JATENGPOS.CO.ID, JAKARTA – Tidak dapat dipungkiri bahwa kekerasan seksual telah menjadi persoalan serius yang nyata terjadi di masyarakat selama ini. Penyelesaian terhadap berbagai bentuk kekerasan seksual sejauh ini belum tuntas karena terjadi kekosongan hukum.
Lobi-lobi di tingkat fraksi, menurut anggota Komisi X DPR RI itu, harus intens dilakukan untuk memberikan pemahaman yang utuh terkait pasal-pasal yang masih menimbulkan perbedaan pendapat.

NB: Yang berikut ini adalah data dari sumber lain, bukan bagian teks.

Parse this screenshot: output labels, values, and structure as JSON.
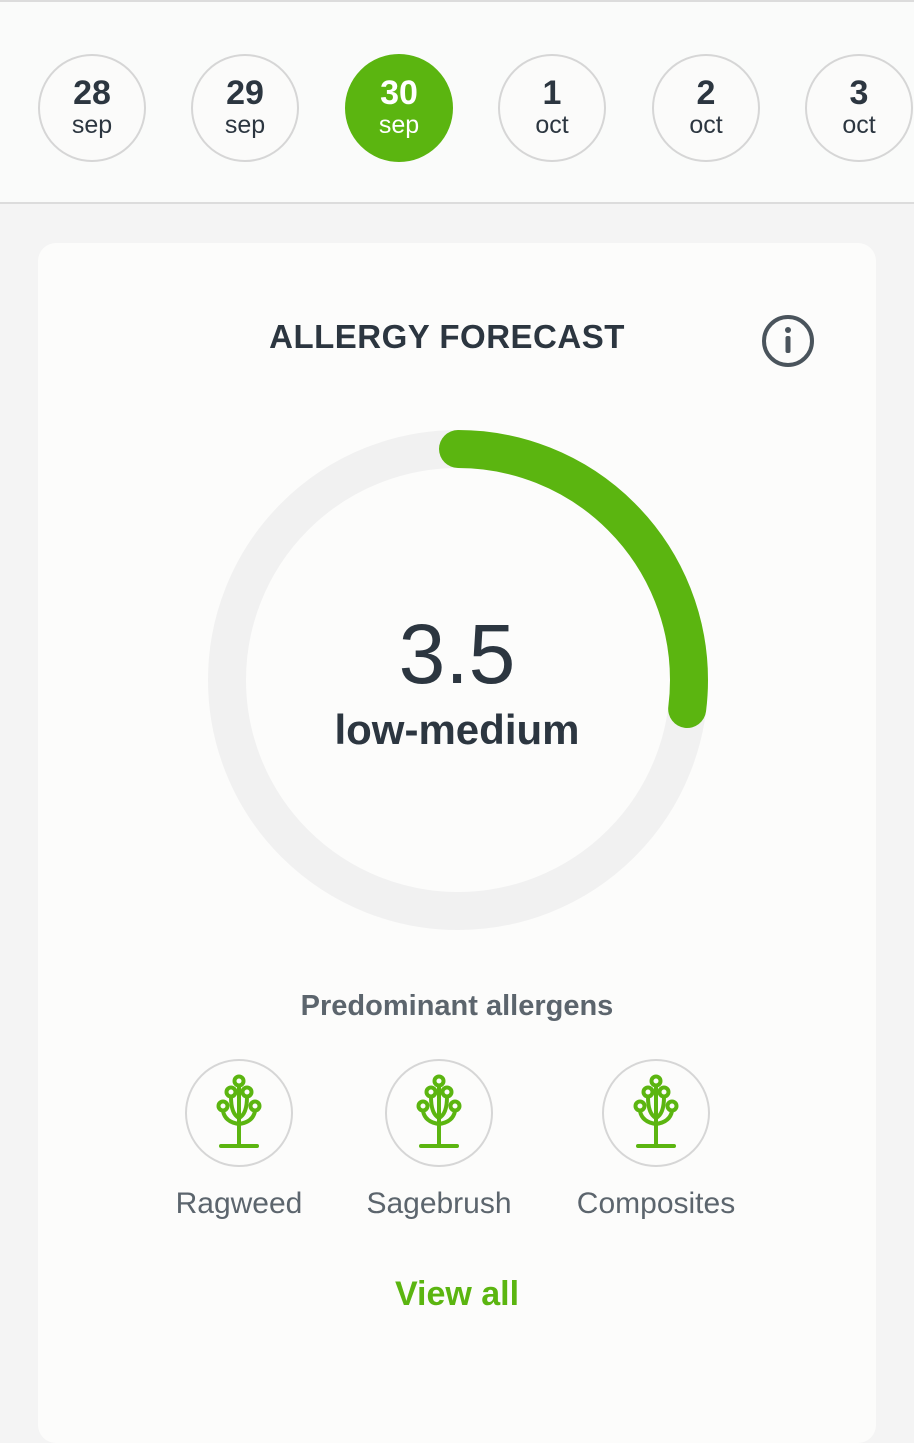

“Perbedaan pendapat dan pandangan dalam pembahasan sebuah RUU itu hal biasa. Perbedaan itu diharapkan mengerucut pada titik temu, bukan untuk menggagalkan pembahasan beleid itu,” katanya mengingatkan.
Anggota Majelis Tinggi Partai NasDem itu mengakui bahwa fraksi-fraksi di Senayan sudah memahami pentingnya kehadiran UU PKS, dan kita harapkan hal itu dapat diwujudkan dalam bentuk dukungan politik untuk mengegolkan RUU tersebut menjadi undang-undang yang akan berlaku sebagai hukum positif di Indonesia.
Kasus kekerasan seksual selama ini, imbuh Rerie, terus meningkat dari tahun ke tahun. Kementerian Pemberdayaan Perempuan dan Perlindungan Anak (KemenPPPA) mencatat kekerasan seksual pada anak dan perempuan mencapai angka tertinggi pada 2020, yakni lebih dari 7 ribu kasus. Sedangkan pada tahun yang sama total kasus kekerasan pada anak dan perempuan mencapai 11 ribu lebihkasus.
Selain itu, berdasarkan pelaporan pada Sistem Informasi Online Perlindungan Perempuan dan Anak (Simfoni PPA) tahun ini hingga 3 Juni 2021 terdapat 3.122 kasus kekerasan terhadap perempuan dan anak. Dari data tersebut, angka kekerasan seksual masih mendominasi.(udi)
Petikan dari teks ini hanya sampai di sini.